First Day of School

 It’s become difficult to tell when to post this blog. My Arizona grandson’s year-round schedule started back in July. Buses rolled in Hattiesburg last week. My Texas and Maryland grands start closer to traditional post-Labor Day, waiting until the last week of August. I found the first day of school exciting both as a student and as a teacher. I compromise on the date and offer this tribute to its importance, slightly skewed to early elementary where I spent most of my teaching career.

The teacher waited for the sound of the bell, prepared and ready for the first day of school with nametags on desks, bulletin boards completed in an attractive educational manner, and storage cubbies for each child. The principal had insisted that no child could be admitted until that first bell rang.
    One gong and the mayhem that followed made a fire alarm in a crowded movie theater look tame. Parents who had walked in with their children on this first day tried to engage the teacher in conversation to explain specific needs for their little darlings. One small boy wept silently, and a little girl wailed. Another child pulled on the teacher’s shirttail from behind, persistently saying, “I have a note from my mother.”
    An outsider watching would have been awed to watch the teacher. She graciously promised to set up appointments with the overanxious parents before sending them quickly on their way, comforted that she would take care of their Roberts and Rebeccas. She turned to calm the crying children by showing them their special place in school with their own names on their desks. She explained to the shirt-puller that many children had notes from their parents, and she would read them carefully at a special time for collecting notes from home.
    As she challenged the children to find their desks with their names and put their supplies away, theJackson is ready! teacher collected notes and lunch money. Quiet and organization soon replaced chaos as children became busy with the activity the teacher had previously laid out on their desks. The teacher read the parent notes, took the lunch count, and completed other administrative tasks quickly. She called the roll asking children to tell her if they were used to being called by a name other than the official one she had been given and promising adjustments to the ones on their desks if they were needed.
    Business behind, she stood and said, “Welcome to a wonderful year in school.”
Chalk one up for a competent teacher. [The teacher could also be a “he” – a possibility I would like to see happen more often.]

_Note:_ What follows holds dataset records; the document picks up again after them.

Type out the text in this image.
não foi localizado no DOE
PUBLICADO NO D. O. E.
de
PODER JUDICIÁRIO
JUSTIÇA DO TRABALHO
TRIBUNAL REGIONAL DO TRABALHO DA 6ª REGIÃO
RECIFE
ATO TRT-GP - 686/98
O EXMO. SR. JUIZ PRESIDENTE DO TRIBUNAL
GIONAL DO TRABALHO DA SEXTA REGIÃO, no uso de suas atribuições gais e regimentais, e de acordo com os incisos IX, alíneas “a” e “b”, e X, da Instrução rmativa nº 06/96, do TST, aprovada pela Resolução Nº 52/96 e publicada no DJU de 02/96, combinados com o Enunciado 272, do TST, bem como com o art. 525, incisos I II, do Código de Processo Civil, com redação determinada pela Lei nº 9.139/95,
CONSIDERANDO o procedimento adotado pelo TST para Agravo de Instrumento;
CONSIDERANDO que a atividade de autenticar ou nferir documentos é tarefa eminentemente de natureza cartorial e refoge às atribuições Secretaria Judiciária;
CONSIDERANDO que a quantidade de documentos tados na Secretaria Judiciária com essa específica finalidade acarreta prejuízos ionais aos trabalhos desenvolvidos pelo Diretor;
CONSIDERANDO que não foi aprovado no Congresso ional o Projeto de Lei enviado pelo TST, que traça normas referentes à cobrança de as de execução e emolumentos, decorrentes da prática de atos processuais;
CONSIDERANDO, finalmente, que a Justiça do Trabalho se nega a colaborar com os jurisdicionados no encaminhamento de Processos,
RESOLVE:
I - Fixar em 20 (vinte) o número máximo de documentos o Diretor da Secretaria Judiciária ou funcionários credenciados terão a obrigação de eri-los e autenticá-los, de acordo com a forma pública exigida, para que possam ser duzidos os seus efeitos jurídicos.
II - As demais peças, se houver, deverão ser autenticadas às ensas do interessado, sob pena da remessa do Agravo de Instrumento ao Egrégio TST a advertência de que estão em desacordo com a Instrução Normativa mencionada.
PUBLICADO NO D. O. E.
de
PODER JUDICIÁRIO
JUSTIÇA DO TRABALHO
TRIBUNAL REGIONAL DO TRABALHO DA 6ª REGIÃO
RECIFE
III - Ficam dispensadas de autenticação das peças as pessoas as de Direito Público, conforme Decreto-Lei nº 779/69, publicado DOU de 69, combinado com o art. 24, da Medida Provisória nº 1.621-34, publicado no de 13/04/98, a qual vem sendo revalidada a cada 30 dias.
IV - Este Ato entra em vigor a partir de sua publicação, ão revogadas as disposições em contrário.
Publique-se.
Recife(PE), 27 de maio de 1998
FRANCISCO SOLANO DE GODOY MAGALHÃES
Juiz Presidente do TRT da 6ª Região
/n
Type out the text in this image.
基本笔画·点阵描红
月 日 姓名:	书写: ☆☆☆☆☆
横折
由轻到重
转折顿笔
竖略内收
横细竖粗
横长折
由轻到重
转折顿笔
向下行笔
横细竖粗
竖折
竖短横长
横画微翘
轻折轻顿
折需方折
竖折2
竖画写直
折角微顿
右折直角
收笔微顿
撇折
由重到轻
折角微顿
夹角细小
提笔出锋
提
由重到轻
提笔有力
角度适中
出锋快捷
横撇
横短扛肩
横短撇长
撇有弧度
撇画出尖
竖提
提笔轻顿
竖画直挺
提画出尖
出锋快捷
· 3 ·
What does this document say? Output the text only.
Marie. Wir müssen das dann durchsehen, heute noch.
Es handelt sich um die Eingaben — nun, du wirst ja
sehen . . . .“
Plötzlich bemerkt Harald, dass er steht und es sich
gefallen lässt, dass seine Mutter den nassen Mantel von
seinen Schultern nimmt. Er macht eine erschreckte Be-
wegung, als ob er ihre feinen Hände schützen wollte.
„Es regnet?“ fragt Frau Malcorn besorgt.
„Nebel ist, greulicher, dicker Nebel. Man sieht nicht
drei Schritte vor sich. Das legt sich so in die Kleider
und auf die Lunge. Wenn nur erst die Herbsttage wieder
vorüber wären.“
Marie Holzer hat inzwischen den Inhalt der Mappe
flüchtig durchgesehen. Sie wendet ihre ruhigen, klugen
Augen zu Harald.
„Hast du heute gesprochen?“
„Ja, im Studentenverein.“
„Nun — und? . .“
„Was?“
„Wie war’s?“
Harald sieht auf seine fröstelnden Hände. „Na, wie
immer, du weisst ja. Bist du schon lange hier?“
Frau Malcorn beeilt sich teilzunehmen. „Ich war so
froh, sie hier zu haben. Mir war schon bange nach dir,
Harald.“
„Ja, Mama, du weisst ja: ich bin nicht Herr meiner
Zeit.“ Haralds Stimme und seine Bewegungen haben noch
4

My wishes for teachers this year include students eager to learn, parents who reinforce their high standards, and administrators who support their good teaching practices.

My wishes for students are teachers who see them as individuals, who creatively figure out how to meet curriculum demands of the system but focus on making the classroom an exciting place to learn, and who bring a contagious love of real books with them – and I’m not just talking about reading and literature teachers.

I will leave unsaid what I wish for politicians who know little about education and still insist on making the rules.